Miércoles de Pascua
TODOS HABREMOS DE RESUCITAR
Para merecer esta gloriosa resurrección, habremos de evitar
todo aquello que pueda manchar nuestro cuerpo y nuestra alma. El CUERPO tendrá
que reunirse al alma para participar de su gloria; he aquí por qué se santifica
con ella al recibir los sacramentos del Bautismo, de la Eucaristía y de la
Extremaunción, lo mismo que cuando recibe las bendiciones de la Iglesia y
cuando ayuna o guarda las vigilias. "¿No sabéis vosotros dice el Apóstol,
que sois templo de Dios y que el Espíritu de Dios mora en vosotros? Pues si
alguno profanase el Templo de Dios, perderle ha Dios a él (1 Cor. 3, 16-17 y
6, 19)." -Negando a nuestra carne y a nuestros sentidos, placeres que
les están prohibidos, mortificándonos y practicando la CASTIDAD, mereceremos
resucitar algún día para la vida eterna.
En cuanto a NUESTRAS ALMAS, ¿no son acaso las esposas de
Dios, que es la misma Santidad? No debemos jamás olvidar que fueron creadas a
su imagen y semejanza, redimidas por el altísimo precio de la sangre de Jesús,
y que están destinadas a contemplar, después de esta vida, la Divinidad, para
amarla y poseerla por siempre jamás. Fin tan sublime exige de parte nuestra
conducta irreprochable. Tú mismo, Señor, dijiste: "No prevalecerán los
impíos, ni los pecadores estarán en la asamblea de los justos (Salmo 1, 5)."

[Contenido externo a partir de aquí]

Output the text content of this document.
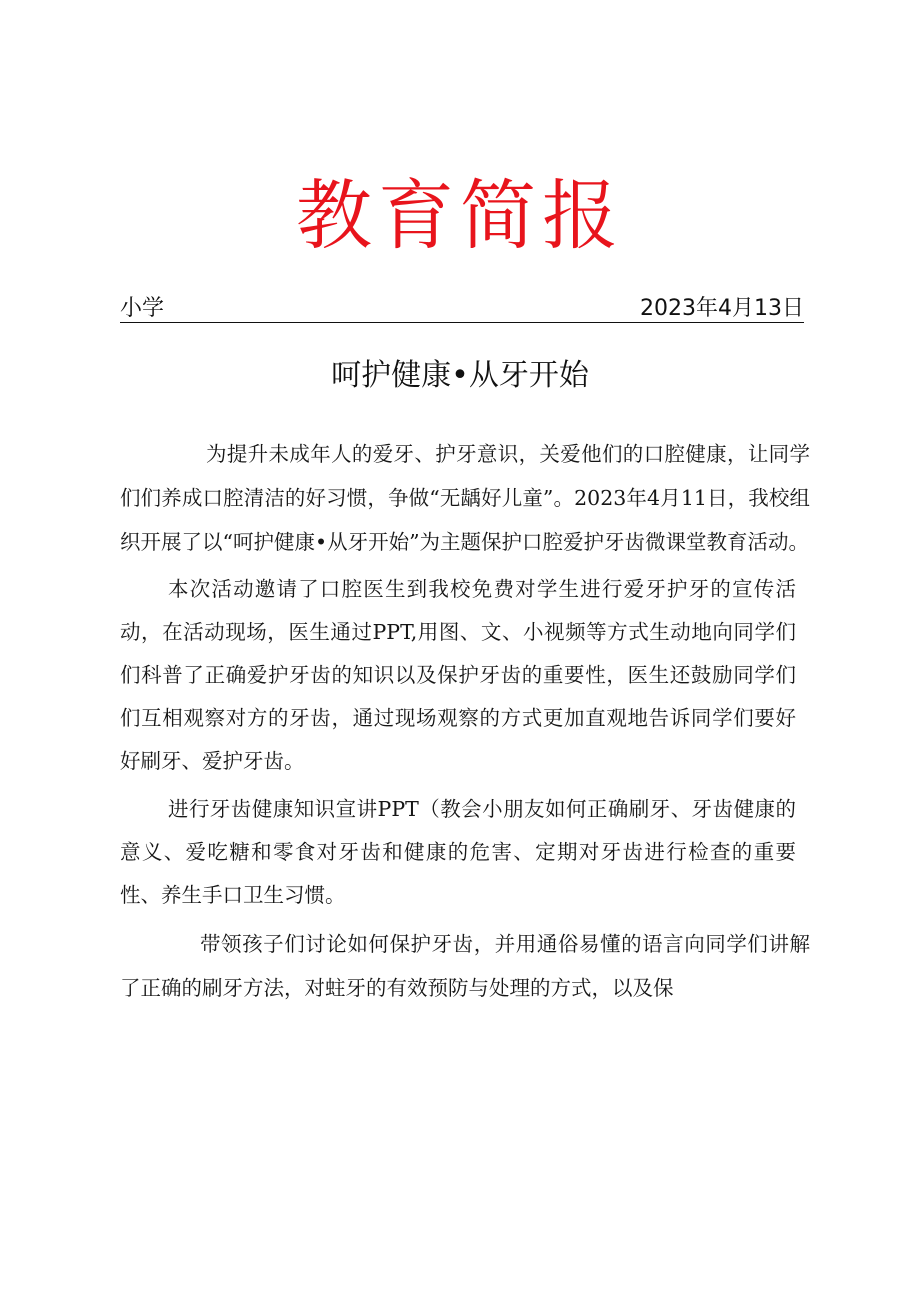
教育简报
小学	2023年4月13日
呵护健康•从牙开始

为提升未成年人的爱牙、护牙意识，关爱他们的口腔健康，让同学们们养成口腔清洁的好习惯，争做“无龋好儿童”。2023年4月11日，我校组织开展了以“呵护健康•从牙开始”为主题保护口腔爱护牙齿微课堂教育活动。

本次活动邀请了口腔医生到我校免费对学生进行爱牙护牙的宣传活动，在活动现场，医生通过PPT,用图、文、小视频等方式生动地向同学们们科普了正确爱护牙齿的知识以及保护牙齿的重要性，医生还鼓励同学们们互相观察对方的牙齿，通过现场观察的方式更加直观地告诉同学们要好好刷牙、爱护牙齿。

进行牙齿健康知识宣讲PPT（教会小朋友如何正确刷牙、牙齿健康的意义、爱吃糖和零食对牙齿和健康的危害、定期对牙齿进行检查的重要性、养生手口卫生习惯。

带领孩子们讨论如何保护牙齿，并用通俗易懂的语言向同学们讲解了正确的刷牙方法，对蛀牙的有效预防与处理的方式，以及保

Semejante felicidad hace absolutamente PRECISA la constancia
en el bien (1 Cor. 15, 58). No es suficiente que empecemos a
santificarnos, tenemos que perseverar en la virtud hasta la hora de la muerte,
practicando la sólida piedad, es decir: aquélla que nos enseña a prescindir de
nosotros mismos, para unirnos a Dios. Para lograrlo: 1º meditemos y oremos, no
solamente cuando por devoción nos inclinemos a ello, sino aun cuando nos
encontramos en aridez y nos vemos privados de devoción sensible; 2º
mortifiquemos los ojos, la lengua y el paladar, combatamos nuestros caprichos,
nuestro carácter y nuestras costumbres, de manera que nos sacrifiquemos por
todos, siendo dulces con los difíciles de carácter, caritativos con los que nos
contrarían y buenos y pacientes con quienes nos afligen. En una palabra,
huyamos del mal y practiquemos el bien, hasta que exhalemos el último suspiro.
Así participaremos de la gloriosa Resurrección de nuestro amado Redentor.
¡Oh Jesús resucitado!, por las oraciones de tu santísima
Madre, dame fuerzas para que, siguiendo tu ejemplo, viva en la tierra
practicando constante abnegación, que me dé la victoria en los combates, -me
haga exacto en el cumplimiento de mis deberes- y me enseñe a soportar con
paciencia las contrariedades de los hombres y del demonio, sin perder jamás la
gracia, el fervor y la serenidad de alma.